SMEs flying blind, according to research
Research from Scottish Pacific has revealed that SMEs are unlikely to pursue financial advice from outside sources, which opens them up to undue risk if the business is not managed correctly.
The national survey discovered that roughly two out of every five SMEs are operating without any external business development consultants or advisors. Instead, business owners were nominating their trading partners and friends as sources of information.
While there's no reason trading partners or personal associates cannot sometimes provide accurate advice, they do not perform the same role as accountants or consultants who can be employed to give dedicated advice.
The study involved the questioning of over 1200 SME managers throughout the country, providing a comprehensive review of the current business landscape. Scottish Pacific also found that SMEs are often not aware of exactly what drives their business, which suggests a lack of direction for some enterprises.

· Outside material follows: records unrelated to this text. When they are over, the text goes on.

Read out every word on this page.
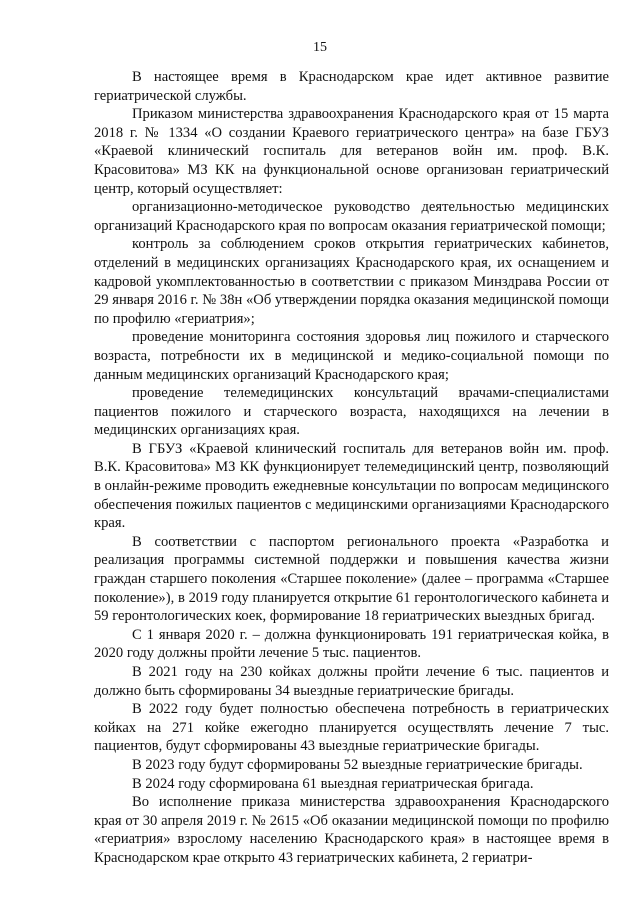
15

В настоящее время в Краснодарском крае идет активное развитие гериатрической службы.

Приказом министерства здравоохранения Краснодарского края от 15 марта 2018 г. № 1334 «О создании Краевого гериатрического центра» на базе ГБУЗ «Краевой клинический госпиталь для ветеранов войн им. проф. В.К. Красовитова» МЗ КК на функциональной основе организован гериатрический центр, который осуществляет:

организационно-методическое руководство деятельностью медицинских организаций Краснодарского края по вопросам оказания гериатрической помощи;

контроль за соблюдением сроков открытия гериатрических кабинетов, отделений в медицинских организациях Краснодарского края, их оснащением и кадровой укомплектованностью в соответствии с приказом Минздрава России от 29 января 2016 г. № 38н «Об утверждении порядка оказания медицинской помощи по профилю «гериатрия»;

проведение мониторинга состояния здоровья лиц пожилого и старческого возраста, потребности их в медицинской и медико-социальной помощи по данным медицинских организаций Краснодарского края;

проведение телемедицинских консультаций врачами-специалистами пациентов пожилого и старческого возраста, находящихся на лечении в медицинских организациях края.

В ГБУЗ «Краевой клинический госпиталь для ветеранов войн им. проф. В.К. Красовитова» МЗ КК функционирует телемедицинский центр, позволяющий в онлайн-режиме проводить ежедневные консультации по вопросам медицинского обеспечения пожилых пациентов с медицинскими организациями Краснодарского края.

В соответствии с паспортом регионального проекта «Разработка и реализация программы системной поддержки и повышения качества жизни граждан старшего поколения «Старшее поколение» (далее – программа «Старшее поколение»), в 2019 году планируется открытие 61 геронтологического кабинета и 59 геронтологических коек, формирование 18 гериатрических выездных бригад.

С 1 января 2020 г. – должна функционировать 191 гериатрическая койка, в 2020 году должны пройти лечение 5 тыс. пациентов.

В 2021 году на 230 койках должны пройти лечение 6 тыс. пациентов и должно быть сформированы 34 выездные гериатрические бригады.

В 2022 году будет полностью обеспечена потребность в гериатрических койках на 271 койке ежегодно планируется осуществлять лечение 7 тыс. пациентов, будут сформированы 43 выездные гериатрические бригады.

В 2023 году будут сформированы 52 выездные гериатрические бригады.

В 2024 году сформирована 61 выездная гериатрическая бригада.

Во исполнение приказа министерства здравоохранения Краснодарского края от 30 апреля 2019 г. № 2615 «Об оказании медицинской помощи по профилю «гериатрия» взрослому населению Краснодарского края» в настоящее время в Краснодарском крае открыто 43 гериатрических кабинета, 2 гериатри-
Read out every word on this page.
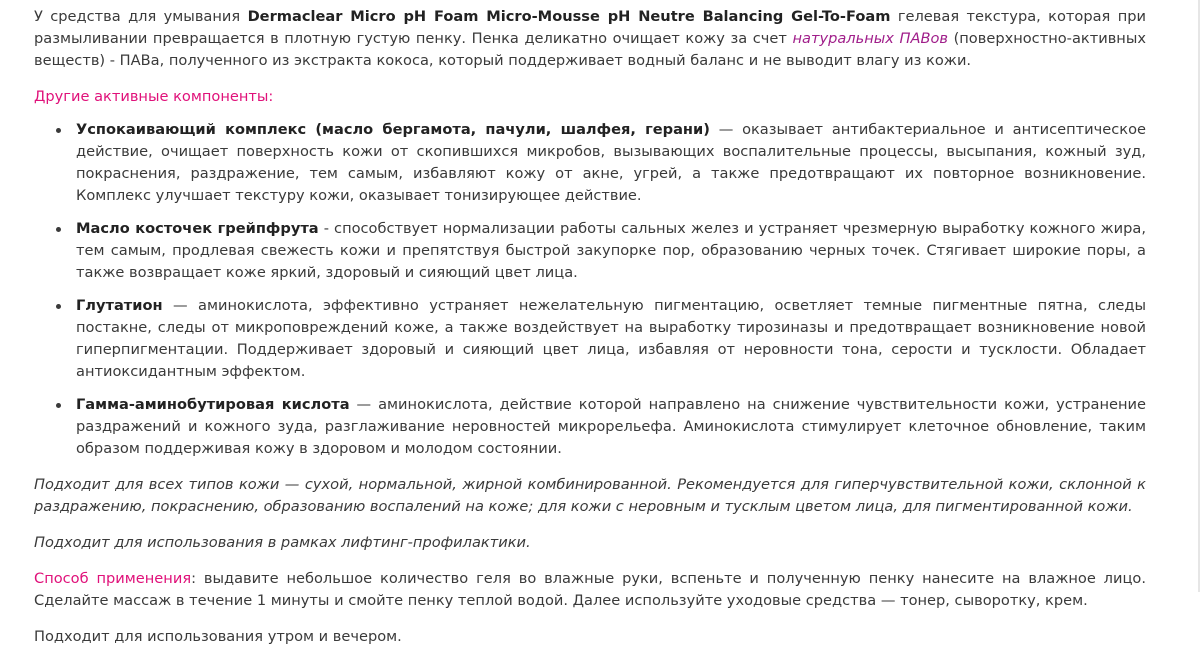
У средства для умывания Dermaclear Micro pH Foam Micro-Mousse pH Neutre Balancing Gel-To-Foam гелевая текстура, которая при размыливании превращается в плотную густую пенку. Пенка деликатно очищает кожу за счет натуральных ПАВов (поверхностно-активных веществ) - ПАВа, полученного из экстракта кокоса, который поддерживает водный баланс и не выводит влагу из кожи.

Другие активные компоненты:

Успокаивающий комплекс (масло бергамота, пачули, шалфея, герани) — оказывает антибактериальное и антисептическое действие, очищает поверхность кожи от скопившихся микробов, вызывающих воспалительные процессы, высыпания, кожный зуд, покраснения, раздражение, тем самым, избавляют кожу от акне, угрей, а также предотвращают их повторное возникновение. Комплекс улучшает текстуру кожи, оказывает тонизирующее действие.
Масло косточек грейпфрута - способствует нормализации работы сальных желез и устраняет чрезмерную выработку кожного жира, тем самым, продлевая свежесть кожи и препятствуя быстрой закупорке пор, образованию черных точек. Стягивает широкие поры, а также возвращает коже яркий, здоровый и сияющий цвет лица.
Глутатион — аминокислота, эффективно устраняет нежелательную пигментацию, осветляет темные пигментные пятна, следы постакне, следы от микроповреждений коже, а также воздействует на выработку тирозиназы и предотвращает возникновение новой гиперпигментации. Поддерживает здоровый и сияющий цвет лица, избавляя от неровности тона, серости и тусклости. Обладает антиоксидантным эффектом.
Гамма-аминобутировая кислота — аминокислота, действие которой направлено на снижение чувствительности кожи, устранение раздражений и кожного зуда, разглаживание неровностей микрорельефа. Аминокислота стимулирует клеточное обновление, таким образом поддерживая кожу в здоровом и молодом состоянии.

Подходит для всех типов кожи — сухой, нормальной, жирной комбинированной. Рекомендуется для гиперчувствительной кожи, склонной к раздражению, покраснению, образованию воспалений на коже; для кожи с неровным и тусклым цветом лица, для пигментированной кожи.

Подходит для использования в рамках лифтинг-профилактики.

Способ применения: выдавите небольшое количество геля во влажные руки, вспеньте и полученную пенку нанесите на влажное лицо. Сделайте массаж в течение 1 минуты и смойте пенку теплой водой. Далее используйте уходовые средства — тонер, сыворотку, крем.

Подходит для использования утром и вечером.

Roughly a third of those surveyed indicated that key drivers for their company were unclear. This limits growth potential, as important areas of a business can't be improved if they aren't first identified.
In a rather worrying stat, 20 per cent of respondents indicated that luck was an important factor in their business plan. Luck is not a reliable source for sustained business development – it may provide the odd boost, but it cannot be studied or used as a base for further growth.
Scottish Pacific CEO Peter Langham said these concerns were not believed to be as relevant for SME managers as they are often more concerned with more day-to-day issues, such as staff management and cash flow.
If it is a question of time management, then SMEs should be outsourcing important matters that they cannot fit into their daily schedule. Business consultants and accountants can provide the type of advice that eliminates the need to rely on luck or other factors, ensuring your company stays ahead of the competition.